以前のインタビューで代表パートナーの奥野氏も語っているように、Spiral Capital もまた、X-Tech やリアルテックとスタートアップの協業支援にも注力してきた。昨年には、伝統的かつ〝渋め〟の大手企業を巻き込む取り組みの一環として、GCA Technovation と「Innovation Alliance Hub」を立ち上げている

スタートアップへの投資活動を通じて、日本の産業改革をなし得たいというのが、岩瀬氏と Spiral Capital を繋いだ共通の思いだったと言える。

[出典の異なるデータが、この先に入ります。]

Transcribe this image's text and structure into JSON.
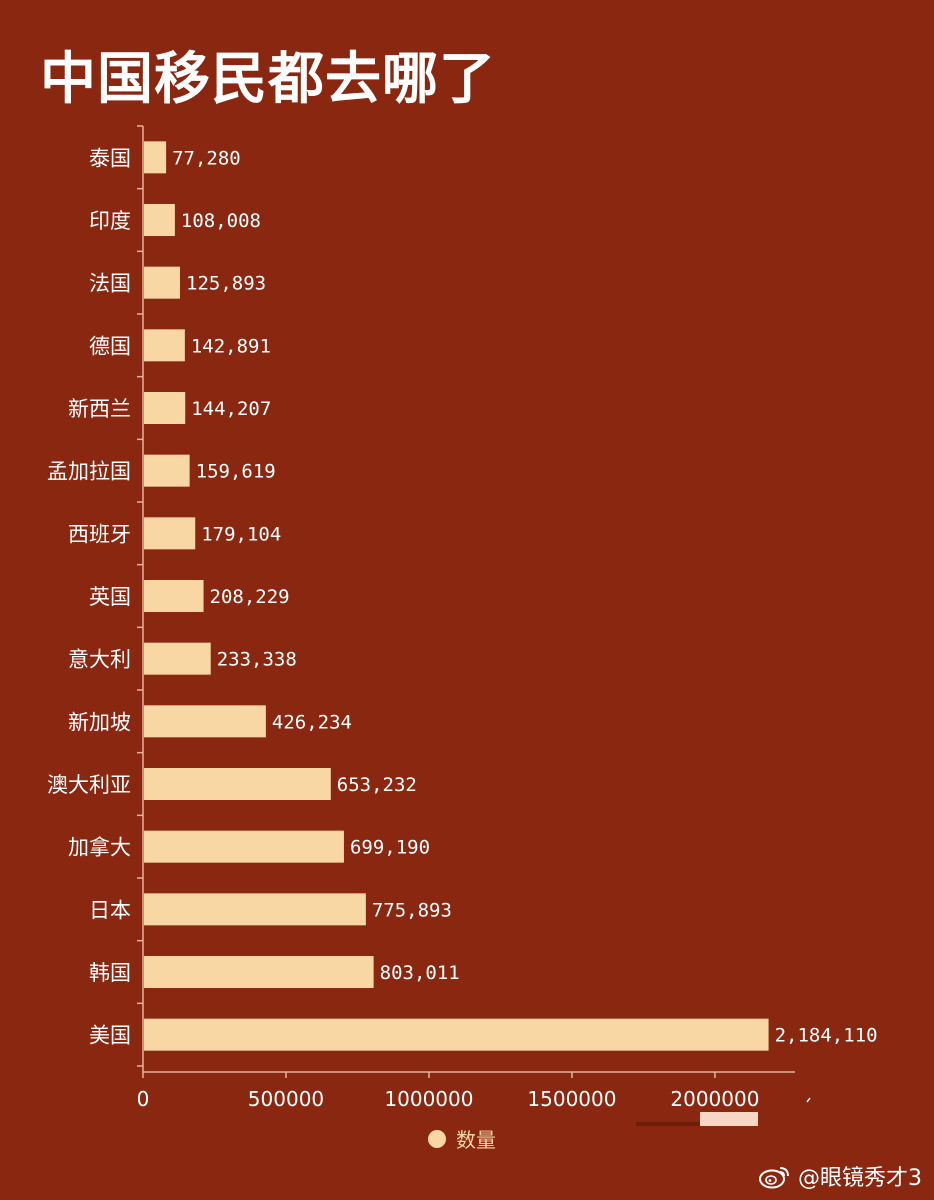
{
  "title": "中国移民都去哪了",
  "legend": {
    "label": "数量"
  },
  "watermark": {
    "text": "@眼镜秀才3",
    "icon": "weibo-icon"
  },
  "colors": {
    "background": "#892711",
    "bar": "#f8d7a5",
    "text": "#ffffff",
    "axis": "#e8b49a"
  },
  "chart_data": {
    "type": "bar",
    "orientation": "horizontal",
    "title": "中国移民都去哪了",
    "categories": [
      "泰国",
      "印度",
      "法国",
      "德国",
      "新西兰",
      "孟加拉国",
      "西班牙",
      "英国",
      "意大利",
      "新加坡",
      "澳大利亚",
      "加拿大",
      "日本",
      "韩国",
      "美国"
    ],
    "values": [
      77280,
      108008,
      125893,
      142891,
      144207,
      159619,
      179104,
      208229,
      233338,
      426234,
      653232,
      699190,
      775893,
      803011,
      2184110
    ],
    "value_labels": [
      "77,280",
      "108,008",
      "125,893",
      "142,891",
      "144,207",
      "159,619",
      "179,104",
      "208,229",
      "233,338",
      "426,234",
      "653,232",
      "699,190",
      "775,893",
      "803,011",
      "2,184,110"
    ],
    "series": [
      {
        "name": "数量"
      }
    ],
    "xlim": [
      0,
      2350000
    ],
    "xticks": [
      0,
      500000,
      1000000,
      1500000,
      2000000
    ],
    "xtick_labels": [
      "0",
      "500000",
      "1000000",
      "1500000",
      "2000000"
    ],
    "legend_position": "bottom-center",
    "grid": false
  }
}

いくつかエンジェル投資も行っているが、(VC に参画することを決めたのは)日本が大きく変わる産業変革には、大企業や大きな資本との連携が必要と考えたから。(岩瀬氏)

Spiral Capital には経験豊富なメンバーが揃っていて、大企業のマネジメント層につながるパスを持っているのは強み。そこに岩瀬氏が加わることになる。ベンチャーと大企業をつないで産業構造の変革を促していこうというのは、Spiral Capital を立ち上げた理由の一つでもある。(奥野氏)

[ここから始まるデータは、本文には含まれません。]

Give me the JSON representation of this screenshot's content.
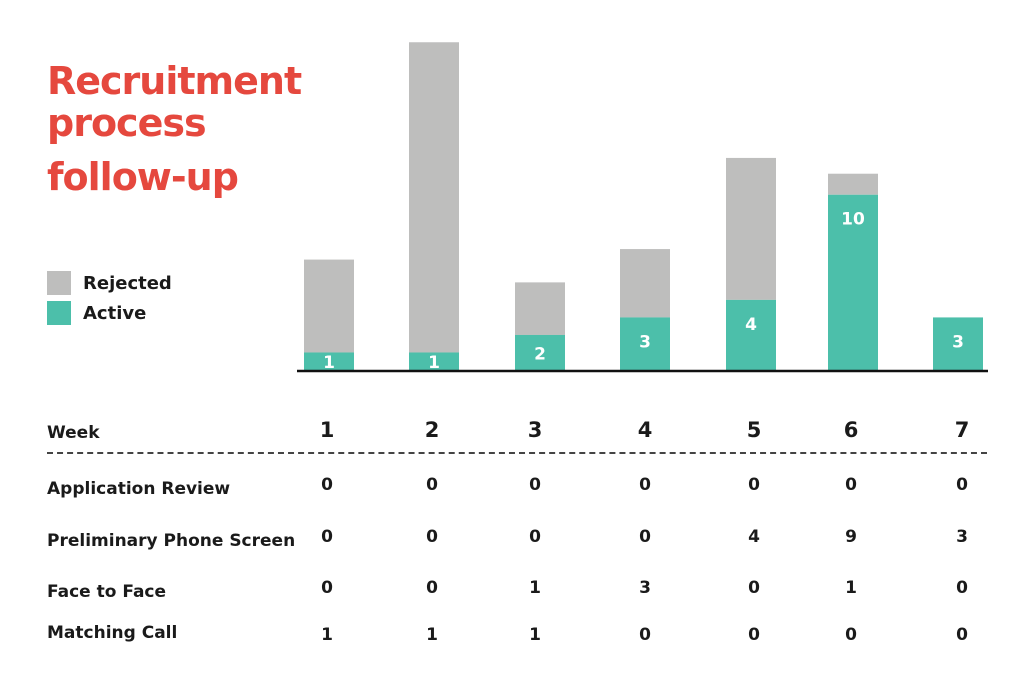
{
  "title_lines": [
    "Recruitment",
    "process",
    "follow-up"
  ],
  "colors": {
    "title": "#e5483e",
    "rejected": "#bebebd",
    "active": "#4cbfaa",
    "axis": "#111111"
  },
  "legend": [
    {
      "label": "Rejected",
      "color": "#bebebd"
    },
    {
      "label": "Active",
      "color": "#4cbfaa"
    }
  ],
  "chart_data": {
    "type": "bar",
    "stacked": true,
    "categories": [
      "1",
      "2",
      "3",
      "4",
      "5",
      "6",
      "7"
    ],
    "series": [
      {
        "name": "Active",
        "values": [
          1,
          1,
          2,
          3,
          4,
          10,
          3
        ]
      },
      {
        "name": "Rejected",
        "values": [
          5.3,
          17.7,
          3.0,
          3.9,
          8.1,
          1.2,
          0
        ]
      }
    ],
    "data_labels": [
      "1",
      "1",
      "2",
      "3",
      "4",
      "10",
      "3"
    ],
    "ylim": [
      0,
      19
    ],
    "legend_position": "left",
    "grid": false
  },
  "table": {
    "header_label": "Week",
    "weeks": [
      "1",
      "2",
      "3",
      "4",
      "5",
      "6",
      "7"
    ],
    "rows": [
      {
        "label": "Application Review",
        "values": [
          "0",
          "0",
          "0",
          "0",
          "0",
          "0",
          "0"
        ]
      },
      {
        "label": "Preliminary Phone Screen",
        "values": [
          "0",
          "0",
          "0",
          "0",
          "4",
          "9",
          "3"
        ]
      },
      {
        "label": "Face to Face",
        "values": [
          "0",
          "0",
          "1",
          "3",
          "0",
          "1",
          "0"
        ]
      },
      {
        "label": "Matching Call",
        "values": [
          "1",
          "1",
          "1",
          "0",
          "0",
          "0",
          "0"
        ]
      }
    ]
  }
}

奥野氏と岩瀬氏は、同じレストラン(ワインバー)が行きつけだったり、通っているジムが同じだったりしたことから、以前から交流はあったのだそうだ。仕事での接点はほぼ無かったものの、機会があれば一緒に仕事したいとの思いから、奥野氏が岩瀬氏にアプローチを続けていた。岩瀬氏が8月8日に AIA グループの CDO 退任したのを受け、念願かなって、偶然にも同じ歳の二人は肩を並べ仕事をすることになる。

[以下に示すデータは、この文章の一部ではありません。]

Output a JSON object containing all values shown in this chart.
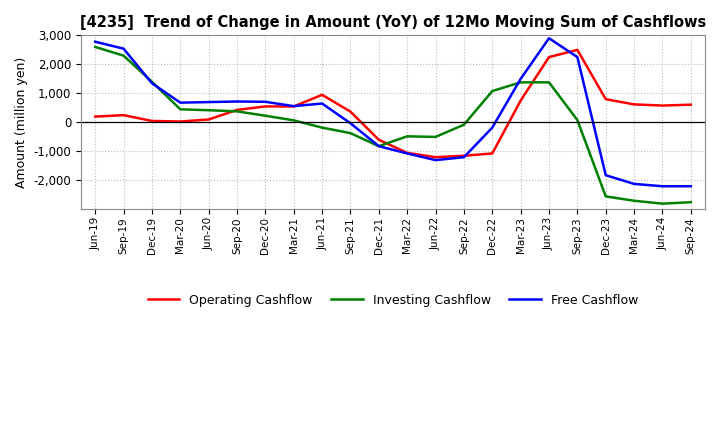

Spiral Capital での活動は日本においてが中心になるが、香港にもフィンテック・ヘルステックのスタートアップを支援する拠点を置いているので、東京と香港を往来することになるだろう。(中略)

新しい仕事を選ぶ時には、1. いい仲間と時間を過ごしたい、2. 自分にしかできない仕事にチャレンジしたい、3. 社会に足跡を残せる仕事をしたい、という視点で考えてきた。Spiral Capital には素晴らしい仲間がいて、また、大企業とベンチャー、日本と海外を橋渡しできる自分の強みを生かせると考えた。(岩瀬氏)

ハーバード大学経営大学院を Baker Scholar で修了(成績上位5%の生徒に与えられるタイトル、日本人で4人目)し、2010年には世界経済フォーラム(ダボス会議)の「Young Global Leader」に選出されるなど、以前から世界の経済界ともパイプが太い岩瀬氏。今のところ、Spiral Capital に2つあるファンドはいずれも国内スタートアップへの投資を想定したものだが、岩瀬氏が持つ幅広なネットワークを活用して、Spiral Capital が日本のスタートアップのグローバル展開やグローバルな投資活動に積極的に関わっていく可能性に期待したいところだ。